Central Bank Digital Currency

From P2P Foundation
Jump to navigation Jump to search

Contextual Quote

"In the coming years, CBDCs will replace cash with digital currencies that are stored on a ledger maintained by central banks. Users download a digital wallet to their mobile phone to receive their salary and to pay for goods and services. With a global CBDC network, users would be able to transfer money instantly to other digital wallets anywhere in the world."

- Jan Krikke [1]


Jan Krikke:

"China leads in the deployment of CBDCs. The e-yuan is now available in 17 Chinese provinces and 26 cities. More than 250 million people have downloaded the digital wallet from the People’s Bank of China (PBOC).
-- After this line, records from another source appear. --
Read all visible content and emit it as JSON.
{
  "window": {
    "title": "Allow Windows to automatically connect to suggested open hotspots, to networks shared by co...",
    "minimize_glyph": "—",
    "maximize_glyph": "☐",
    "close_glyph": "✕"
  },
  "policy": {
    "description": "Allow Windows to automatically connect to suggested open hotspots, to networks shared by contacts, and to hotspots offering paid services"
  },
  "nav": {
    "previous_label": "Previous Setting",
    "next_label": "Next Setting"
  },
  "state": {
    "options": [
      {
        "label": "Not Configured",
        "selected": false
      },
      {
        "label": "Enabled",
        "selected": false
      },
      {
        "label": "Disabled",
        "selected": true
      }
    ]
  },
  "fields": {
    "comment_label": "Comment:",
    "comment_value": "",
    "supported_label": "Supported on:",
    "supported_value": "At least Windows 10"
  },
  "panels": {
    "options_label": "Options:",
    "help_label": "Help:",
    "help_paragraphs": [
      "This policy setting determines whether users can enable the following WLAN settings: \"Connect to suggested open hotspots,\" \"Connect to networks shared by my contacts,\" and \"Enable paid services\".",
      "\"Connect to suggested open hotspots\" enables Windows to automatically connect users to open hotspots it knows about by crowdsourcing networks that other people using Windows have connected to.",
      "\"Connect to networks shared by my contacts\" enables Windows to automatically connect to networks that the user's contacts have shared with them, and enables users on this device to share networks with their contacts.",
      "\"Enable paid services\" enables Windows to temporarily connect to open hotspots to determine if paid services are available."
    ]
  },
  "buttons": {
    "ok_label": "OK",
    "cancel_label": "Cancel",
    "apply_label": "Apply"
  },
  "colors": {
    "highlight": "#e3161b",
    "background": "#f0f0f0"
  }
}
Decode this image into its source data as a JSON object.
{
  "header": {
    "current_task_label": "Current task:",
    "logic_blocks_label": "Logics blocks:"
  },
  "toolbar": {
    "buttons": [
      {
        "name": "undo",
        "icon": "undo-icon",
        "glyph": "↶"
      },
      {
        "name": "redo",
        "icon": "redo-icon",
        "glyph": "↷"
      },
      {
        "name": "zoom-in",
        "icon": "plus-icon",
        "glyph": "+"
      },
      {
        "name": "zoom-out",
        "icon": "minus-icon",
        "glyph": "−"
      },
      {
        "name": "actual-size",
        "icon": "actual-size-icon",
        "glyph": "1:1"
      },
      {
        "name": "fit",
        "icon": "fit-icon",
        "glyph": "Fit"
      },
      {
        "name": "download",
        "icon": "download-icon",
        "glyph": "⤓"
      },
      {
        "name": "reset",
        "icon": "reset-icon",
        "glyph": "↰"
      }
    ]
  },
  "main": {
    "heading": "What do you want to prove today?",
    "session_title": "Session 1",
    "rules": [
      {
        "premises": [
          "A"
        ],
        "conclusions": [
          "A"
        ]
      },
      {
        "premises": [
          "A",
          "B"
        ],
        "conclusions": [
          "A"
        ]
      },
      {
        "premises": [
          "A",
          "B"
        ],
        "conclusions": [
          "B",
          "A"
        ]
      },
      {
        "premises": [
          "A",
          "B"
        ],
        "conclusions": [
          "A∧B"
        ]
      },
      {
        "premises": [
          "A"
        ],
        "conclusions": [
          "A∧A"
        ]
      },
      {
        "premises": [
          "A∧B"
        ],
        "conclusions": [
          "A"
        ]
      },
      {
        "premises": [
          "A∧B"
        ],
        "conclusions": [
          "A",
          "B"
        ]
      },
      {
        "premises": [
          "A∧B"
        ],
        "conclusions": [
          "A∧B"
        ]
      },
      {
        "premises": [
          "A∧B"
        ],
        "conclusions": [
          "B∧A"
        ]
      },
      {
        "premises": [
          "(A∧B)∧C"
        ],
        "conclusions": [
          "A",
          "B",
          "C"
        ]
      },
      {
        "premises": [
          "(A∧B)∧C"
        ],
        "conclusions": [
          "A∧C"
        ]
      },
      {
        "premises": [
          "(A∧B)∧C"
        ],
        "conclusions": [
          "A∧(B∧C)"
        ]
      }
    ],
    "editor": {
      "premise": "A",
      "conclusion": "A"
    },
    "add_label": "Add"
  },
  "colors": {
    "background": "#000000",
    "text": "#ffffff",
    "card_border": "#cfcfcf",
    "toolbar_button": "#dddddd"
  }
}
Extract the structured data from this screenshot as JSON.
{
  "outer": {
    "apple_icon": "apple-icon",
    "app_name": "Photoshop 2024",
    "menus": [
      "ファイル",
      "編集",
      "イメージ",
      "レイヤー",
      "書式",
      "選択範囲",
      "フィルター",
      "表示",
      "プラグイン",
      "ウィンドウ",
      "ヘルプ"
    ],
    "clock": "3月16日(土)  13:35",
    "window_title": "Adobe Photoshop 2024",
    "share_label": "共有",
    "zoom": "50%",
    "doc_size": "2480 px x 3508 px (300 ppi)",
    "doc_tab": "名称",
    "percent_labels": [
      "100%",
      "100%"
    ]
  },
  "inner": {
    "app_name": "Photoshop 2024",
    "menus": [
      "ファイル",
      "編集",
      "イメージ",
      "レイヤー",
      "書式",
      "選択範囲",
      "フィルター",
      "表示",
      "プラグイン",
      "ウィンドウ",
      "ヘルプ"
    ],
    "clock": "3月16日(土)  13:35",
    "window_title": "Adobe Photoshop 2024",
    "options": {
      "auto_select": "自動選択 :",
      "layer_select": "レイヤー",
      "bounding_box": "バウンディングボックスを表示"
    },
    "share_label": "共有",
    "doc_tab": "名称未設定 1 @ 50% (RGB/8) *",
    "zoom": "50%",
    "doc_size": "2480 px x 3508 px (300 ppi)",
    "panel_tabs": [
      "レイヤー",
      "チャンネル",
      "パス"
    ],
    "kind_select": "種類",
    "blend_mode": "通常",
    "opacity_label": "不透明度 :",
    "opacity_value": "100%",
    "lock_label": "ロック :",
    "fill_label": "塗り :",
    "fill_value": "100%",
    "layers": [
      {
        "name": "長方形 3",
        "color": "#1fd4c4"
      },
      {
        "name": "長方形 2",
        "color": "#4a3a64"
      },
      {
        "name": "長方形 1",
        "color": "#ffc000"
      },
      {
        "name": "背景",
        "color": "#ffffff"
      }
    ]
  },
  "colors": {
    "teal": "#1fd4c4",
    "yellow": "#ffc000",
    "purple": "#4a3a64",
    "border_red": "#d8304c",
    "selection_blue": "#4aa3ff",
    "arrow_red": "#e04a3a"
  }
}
Local governments and state-owned companies are paying salaries in digital yuan to encourage the use of CBDCs.

Tests are currently under way on internationalizing CBDCs. The PBOC, the International Monetary Fund (IMF), the Bank for International Settlements, and other monetary authorities are working on the “rails” that can make CBDC platforms interoperable. A global network of CBDC planforms would enable cross-border payments in real time and at no cost to the user.

CBDCs use a modified version of blockchain, the distributed (non-centralized) ledger technology used to validate transactions of crypto coins like Bitcoin and Ethereum. Unlike cryptocurrencies, CBDC platforms of central banks are centralized. CBDC platforms are under the control of national governments."



Tokenization Strategies and unified ledgers for a a globally integrated CBDC platform

Jan Krikke:

"This year, the Bank for International Settlements published a speech by Hyun Song Shin, head of research at the BIS, titled “A Blueprint for the Future Monetary System.” The report included a chapter on tokenization and listed the key points:

A new type of financial market infrastructure – a unified ledger – could capture the full benefits of tokenization by combining central bank money, tokenized deposits and tokenized assets on a programmable platform.

Multiple ledgers – each with a specific use case – might co-exist, interlinked by application programming interfaces to ensure interoperability as well as promote financial inclusion and a level playing field. The picture that emerges from the combination of CBDCs, tokenization, and a unified ledger is a globe-spanning network of central banks, each with their own laws and regulations, but interoperable with CBDC platforms in all other countries that adhere to a common protocol.

The BIS was not the first to envisage a globally integrated CBDC platform. In 2021, China proposed a protocol for CBDCs that includes rules on how they can be used around the world and what information they can share.

A tokenized global financial system combines centralization (on a domestic level) with decentralization (on a global level). Domestically, the central government is the gatekeeper; globally, there is no gatekeeper except the commonly agreed-upon protocol.

A global interoperable CBDC platform would transform the concept of money. Multiple currencies and tokens of tangible assets could be traded seamlessly in real time. A unified ledger creates simplicity through complexity. It would have only two kinds of users: debtors and creditors.

Opponents of the digitization of the financial system fear that CBDCs would lead to an Orwellian world. They note that governments could track how, when, and where people spend their money. Proponents argue that CBDCs would create the hyper-transparency that is needed to combat fraud, corruption, and inequality.

On the plus side, each country can decide how to implement its CBDC platforms and how it interacts with foreign platforms. Autonomy and ethical governance are key. Opposition to CBDCs tends to be higher in countries where trust in government is low."


The Critiques

"Some public banking advocates are concerned about that development. One such advocate is British Prof. Richard Werner, who laid out his cautions five years ago in a paper presented at the 14th Rhodes Forum in Greece . Werner argued that central banks are in the process of consolidating their powers. Having achieved total independence from government and total lack of accountability to the people, they now want to eliminate competition in the form of both paper money and bank-created credit-money and control the issuance of money completely. To do this, he said, they are driving both cash and bank credit out of business by imposing negative interest rates, which have already been tested in some European countries. Werner argued that negative interest rates were designed not to stimulate the economy but to create deflation and wreak further havoc — “havoc that they intend to instrumentalise to accelerate their goal of becoming the complete masters of our lives, by allowing only digital currency that they issue and control – and that they can monitor in terms of all transactions, and that they can switch off, if, for instance, some pesky dissident criticizes them too much.”

In 2016, that may have sounded radically conspiratorial. But as libertarian commentator George Gammon observed in a podcast episode this past summer called the “The Future of America: Social Scores, CBDC, Health Passports,” the technology is now in place to take us to that very dystopian future. Federal governments already have the tools and legal framework to see everyone’s transactions and to order bank accounts closed. But a CBDC could facilitate the process, as Agustin Carstens, a member of the Financial Stability Board in Basel, observed at an annual meeting of the International Monetary Fund in October of last year. Carstens said that CBDC, unlike cash, gives the central bank absolute control over the rules and regulations respecting its use and the technology to enforce those rules."